特許庁の最終判断:商標審決 第35回

今日は、商標審決を取り上げてみようと思います。
具体的には、商標「饂麺」(標準文字)を出願したところ、審査段階では調理済みの饂麺の普通名称を表示するにすぎず、前記商品以外の商品に使用するときは、商品の品質の誤認を生ずるおそれがあることを理由に拒絶査定がなされ、その拒絶査定に対する審判が請求された事案です。

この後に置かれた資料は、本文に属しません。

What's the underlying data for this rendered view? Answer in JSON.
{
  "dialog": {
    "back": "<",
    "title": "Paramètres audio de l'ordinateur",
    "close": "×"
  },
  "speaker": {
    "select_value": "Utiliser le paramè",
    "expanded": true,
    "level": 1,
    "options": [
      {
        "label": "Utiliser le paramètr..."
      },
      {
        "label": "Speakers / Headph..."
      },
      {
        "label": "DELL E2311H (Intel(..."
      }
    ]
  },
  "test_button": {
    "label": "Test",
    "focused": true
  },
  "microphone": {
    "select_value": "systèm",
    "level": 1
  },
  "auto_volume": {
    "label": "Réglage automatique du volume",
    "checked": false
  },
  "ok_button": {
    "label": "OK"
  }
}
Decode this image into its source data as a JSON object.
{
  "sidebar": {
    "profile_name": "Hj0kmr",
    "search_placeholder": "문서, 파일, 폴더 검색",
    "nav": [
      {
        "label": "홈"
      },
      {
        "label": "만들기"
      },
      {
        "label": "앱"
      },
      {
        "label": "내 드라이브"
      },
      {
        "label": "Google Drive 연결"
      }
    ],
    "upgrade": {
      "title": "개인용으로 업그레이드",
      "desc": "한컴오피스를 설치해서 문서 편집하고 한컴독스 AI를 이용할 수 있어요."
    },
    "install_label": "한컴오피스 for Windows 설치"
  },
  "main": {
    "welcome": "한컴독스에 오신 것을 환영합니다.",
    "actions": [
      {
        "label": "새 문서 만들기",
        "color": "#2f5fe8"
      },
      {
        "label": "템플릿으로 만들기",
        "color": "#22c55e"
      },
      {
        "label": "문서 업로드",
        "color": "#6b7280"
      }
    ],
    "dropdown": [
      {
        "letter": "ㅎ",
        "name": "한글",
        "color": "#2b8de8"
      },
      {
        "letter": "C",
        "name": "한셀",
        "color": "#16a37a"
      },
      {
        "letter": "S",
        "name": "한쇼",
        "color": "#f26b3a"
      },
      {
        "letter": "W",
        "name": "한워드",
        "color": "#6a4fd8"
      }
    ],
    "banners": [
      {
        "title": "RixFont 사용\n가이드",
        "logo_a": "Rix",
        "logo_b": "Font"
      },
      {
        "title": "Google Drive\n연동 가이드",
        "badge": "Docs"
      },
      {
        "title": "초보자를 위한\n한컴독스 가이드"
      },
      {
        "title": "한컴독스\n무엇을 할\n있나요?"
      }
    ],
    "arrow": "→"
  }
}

本願商標は、上記1のとおり「饂麺」の文字よりなるところ、該文字が原審説示のとおり、「汁で煮たうどん」の意味を有する語であることが認められるとしても、職権をもって調査したが、「饂麺」の文字が、その指定商品を取り扱う業界において、商品の普通名称を表示するものとして普通に使用されている事実は発見できなかった。

してみれば、本願商標は、その指定商品の普通名称を表示する文字よりなるものとはいえず、また、これをその指定商品に使用しても、商品の品質について誤認を生じさせるおそれもないものである。

したがって、本願商標が商標法第3条第1項第1号及び同法第4条第1項第16号に該当するとして本願を拒絶した原査定は妥当ではなく、取消しを免れない。

「饂麺」が「汁で似たうどん」を意味するとしても、商品の普通名称というのは少し行き過ぎかもしれませんね。それではまた次回。